This article was reproduced with the kind permission
of the British Broadcasting Corporation
30 November 2007, 12:59 GMT
Kevin Anderson, 30, from Glasgow, was second-in-command in November last year when students were left outside Buchanan View for almost three hours.
The incident led to 38 complaints and three firefighters were sacked.
Mr Anderson claimed his watch manager ordered the evacuation. The tribunal found he supported the decision.
The sacked firefighter told the tribunal there was a culture within Strathclyde Fire and Rescue Service of not questioning orders.
He presented to the tribunal as being a knowledgeable and competent
officer who ought to have known better
He said colleagues had been disciplined weeks earlier after questioning an order to attend a Gay Pride rally in George Square.
Mr Anderson was one of five firefighters based at Cowcaddens who were subsequently disciplined following the flats incident.

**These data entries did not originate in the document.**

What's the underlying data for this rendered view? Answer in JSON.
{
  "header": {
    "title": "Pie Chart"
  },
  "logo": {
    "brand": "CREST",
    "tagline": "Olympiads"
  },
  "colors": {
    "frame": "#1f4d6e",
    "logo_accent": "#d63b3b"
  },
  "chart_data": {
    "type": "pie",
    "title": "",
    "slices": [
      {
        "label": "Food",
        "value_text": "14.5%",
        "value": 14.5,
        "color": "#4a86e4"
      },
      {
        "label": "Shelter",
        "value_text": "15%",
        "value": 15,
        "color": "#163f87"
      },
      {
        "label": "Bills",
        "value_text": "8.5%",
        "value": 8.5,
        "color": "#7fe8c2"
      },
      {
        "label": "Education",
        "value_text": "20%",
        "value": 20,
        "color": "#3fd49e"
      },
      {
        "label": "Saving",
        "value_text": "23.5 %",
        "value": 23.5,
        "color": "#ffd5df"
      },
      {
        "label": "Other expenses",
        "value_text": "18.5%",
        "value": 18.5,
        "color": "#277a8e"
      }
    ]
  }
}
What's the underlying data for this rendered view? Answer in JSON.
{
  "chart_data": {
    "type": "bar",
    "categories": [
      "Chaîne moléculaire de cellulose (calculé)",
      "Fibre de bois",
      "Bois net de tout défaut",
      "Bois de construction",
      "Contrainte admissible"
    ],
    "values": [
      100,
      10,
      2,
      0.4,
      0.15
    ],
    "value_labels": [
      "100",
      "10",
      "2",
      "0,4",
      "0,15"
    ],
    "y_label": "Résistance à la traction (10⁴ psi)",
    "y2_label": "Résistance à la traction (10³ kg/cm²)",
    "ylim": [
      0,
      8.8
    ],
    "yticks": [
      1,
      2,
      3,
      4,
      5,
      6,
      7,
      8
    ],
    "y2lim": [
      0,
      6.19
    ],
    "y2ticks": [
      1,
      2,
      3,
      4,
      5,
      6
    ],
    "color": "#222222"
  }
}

The tribunal heard an investigation was launched.
It was alleged that firefighters had acted aggressively and used foul language when rousing residents to empty the building.
The fire alarm had been activated shortly after midnight and students had to wait outside until about 0230 GMT.
Mr Anderson was dismissed by the fire service for being party to the decision to evacuate after the fire alarm had been turned off and reset.
Passkeys were used to access residents' private homes when there was no emergency.
He was also found to have failed to follow proper procedures, deployed fire services needlessly and to have sworn at members of the public, using abusive language.
Mr Anderson denied he had used such language.
However, the tribunal concluded Mr Anderson's dismissal was fair.
Chairman Walter Muir said "The claimant was second in command that night. He was an experienced officer.
"He presented to the tribunal as being a knowledgeable and competent officer who ought to have known better."
Mr Muir said Mr Anderson's "evident support of the illegal decision to evacuate was contrary to everything that he had been taught".